The Act is in 4 parts:
Part 1 concerns the proceeds of crime, money laundering, civil recovery, enforcement powers and related offences.
Part 2 provides that relevant money laundering and asset recovery powers will be extended to apply to investigations under the Terrorism Act 2000 (“TACT”), as well as the Proceeds of Crime Act 2002 (“POCA”).
Part 3 will create two new corporate offences of failure to prevent facilitation of tax evasion.
Part 4 includes minor and consequential amendments to POCA and other enactments.
The following are of particular note:
Part 1, ss 1-9, of the Act create “Unexplained Wealth Orders” (“UWO”). These will require a person who is suspected of involvement in or association with serious criminality to explain the origin of assets that appear to be disproportionate to their known income. A failure to provide a response would give rise to a presumption that the property was recoverable, in order to assist any subsequent civil recovery action. A person could also be convicted of a criminal offence, if they make false or misleading statements in response to a UWO.
In the original version of the Bill, a UWO could only be made where, amongst other things, the value of the property under examination was greater than £100,000. In order to make sure that the Criminal Finances Bill received Royal Assent before dissolution, the Government was forced to accept a Lords amendment reducing this amount to £50,000. The Government was also forced to accept a Lords amendment relating to the provision of a compensation scheme in relation to the interim freezing orders that can accompany an UWO.
Enabling disclosure orders for money laundering investigations
Disclosure orders authorise a law enforcement officer to require anyone that they believe has relevant information to an investigation, to answer questions, provide information or to produce documents.
Disclosure orders are already used in confiscation investigations and by the Serious Fraud Office (“SFO”) in fraud investigations. The Act extends (see s 7) their use to money laundering investigations by amending section 357 of POCA.
Information Sharing and SARs
The Act provides (see s 36) for greater information sharing between entities within the regulated sector (for example banks), in order to encourage better use of public and private sector resources to combat money laundering.
The Act will also enable the submission of so-called “super SARs”, which bring together information from multiple reporters into a single SAR that provides a holistic picture to law enforcement agencies.

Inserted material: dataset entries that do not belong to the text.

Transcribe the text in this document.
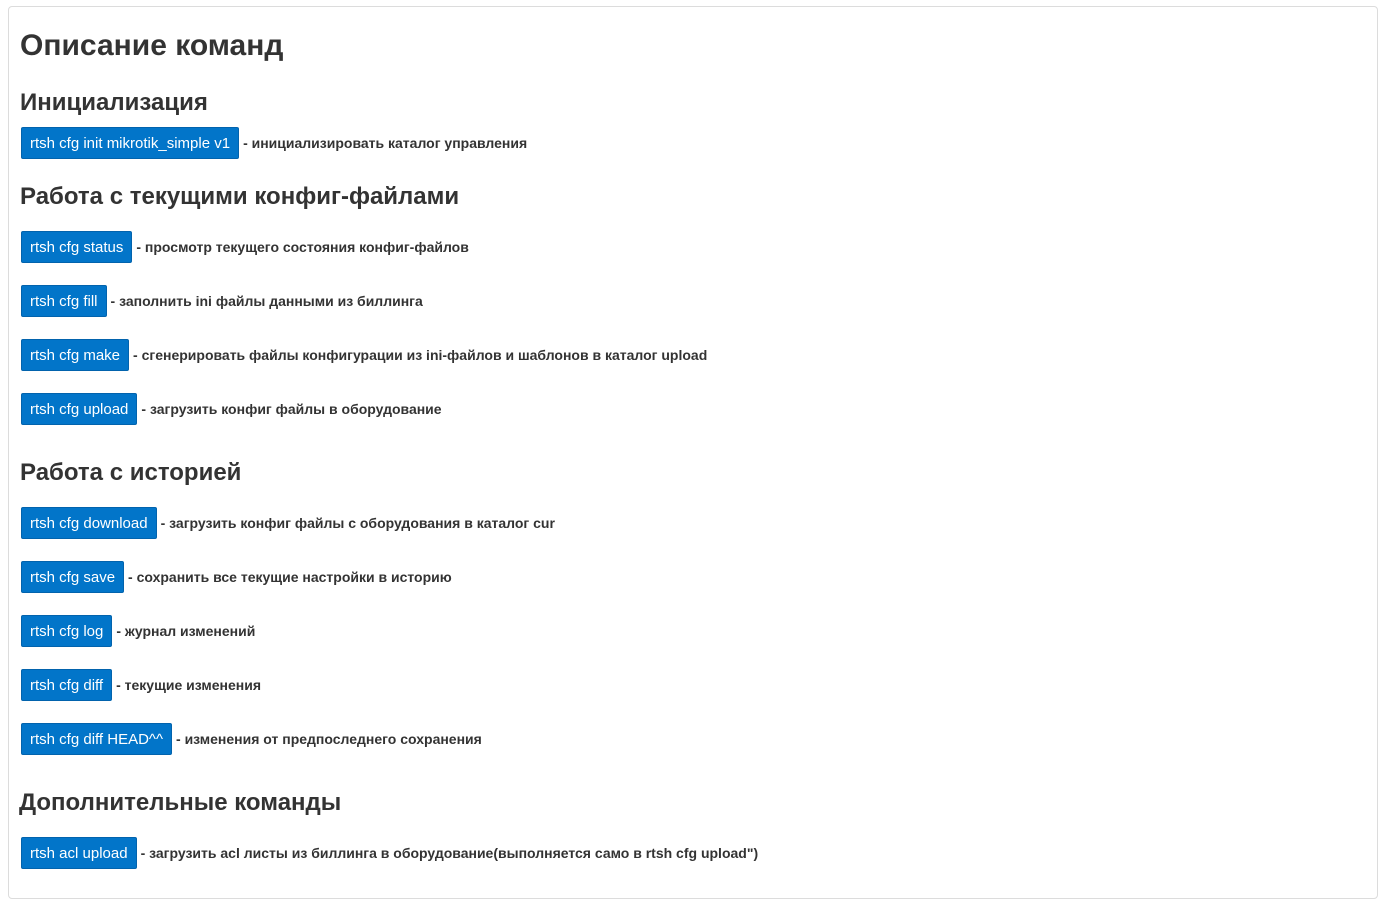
Описание команд
Инициализация
rtsh cfg init mikrotik_simple v1 - инициализировать каталог управления
Работа с текущими конфиг-файлами
rtsh cfg status - просмотр текущего состояния конфиг-файлов
rtsh cfg fill - заполнить ini файлы данными из биллинга
rtsh cfg make - сгенерировать файлы конфигурации из ini-файлов и шаблонов в каталог upload
rtsh cfg upload - загрузить конфиг файлы в оборудование
Работа с историей
rtsh cfg download - загрузить конфиг файлы с оборудования в каталог cur
rtsh cfg save - сохранить все текущие настройки в историю
rtsh cfg log - журнал изменений
rtsh cfg diff - текущие изменения
rtsh cfg diff HEAD^^ - изменения от предпоследнего сохранения
Дополнительные команды
rtsh acl upload - загрузить acl листы из биллинга в оборудование(выполняется само в rtsh cfg upload")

Granting civil recovery powers to the Financial Conduct Authority and HMRC
POCA contains “civil recovery powers” for the recovery of property in cases where there has not been a conviction, but where it can be shown on the balance of probabilities that that property has been obtained through unlawful conduct. The Act extends the use of these powers to the Financial Conduct Authority and HMRC, which may now bring proceedings in the High Court to recover criminal property, without the need for the owner of the property to be convicted of a criminal offence.
Corporate failure to prevent tax evasion
Part 3, ss 45-46, of the Act create two new "failure to prevent" offences, based on the section 7 Bribery Act 2010 offence:
Failure to prevent facilitation of UK tax evasion offences.

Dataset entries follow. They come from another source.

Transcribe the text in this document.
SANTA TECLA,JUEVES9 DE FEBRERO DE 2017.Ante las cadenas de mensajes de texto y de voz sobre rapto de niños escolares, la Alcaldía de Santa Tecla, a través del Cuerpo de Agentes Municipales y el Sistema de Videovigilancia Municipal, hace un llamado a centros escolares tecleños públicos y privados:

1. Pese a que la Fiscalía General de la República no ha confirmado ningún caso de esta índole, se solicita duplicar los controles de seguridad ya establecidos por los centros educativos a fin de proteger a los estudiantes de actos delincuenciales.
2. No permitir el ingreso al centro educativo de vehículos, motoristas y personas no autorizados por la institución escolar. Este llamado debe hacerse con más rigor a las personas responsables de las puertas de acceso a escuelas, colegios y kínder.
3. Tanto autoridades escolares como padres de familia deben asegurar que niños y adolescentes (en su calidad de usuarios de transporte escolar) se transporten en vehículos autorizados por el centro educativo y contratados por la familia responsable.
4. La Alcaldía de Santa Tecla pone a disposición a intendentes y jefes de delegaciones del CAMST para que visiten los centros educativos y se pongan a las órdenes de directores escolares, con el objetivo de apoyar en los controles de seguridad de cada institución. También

Failure to prevent facilitation of foreign tax evasion offences.
Both are corporate offences and cannot be committed by individuals; they can only be committed by “relevant bodies”, that is, legal persons. Moreover, they are only committed in circumstances where a person acting for or on behalf of that body, acting in that capacity, criminally facilitates a tax evasion offence committed by another person.
The Act provides for a defence: where the relevant body has in force reasonable prevention procedures, that is, procedures designed to prevent persons associated with it from committing tax evasion facilitation offences.
Guidance will be published to assist relevant bodies to devise reasonable prevention procedures.
The foreign revenue offence will require the consent of the Director of Public Prosecutions or the Director of the SFO.
The above provisions will come into force by commencement regulations made by, inter alia, the Treasury (in relation to Part 3) and the Secretary of State (in relation to all other provisions).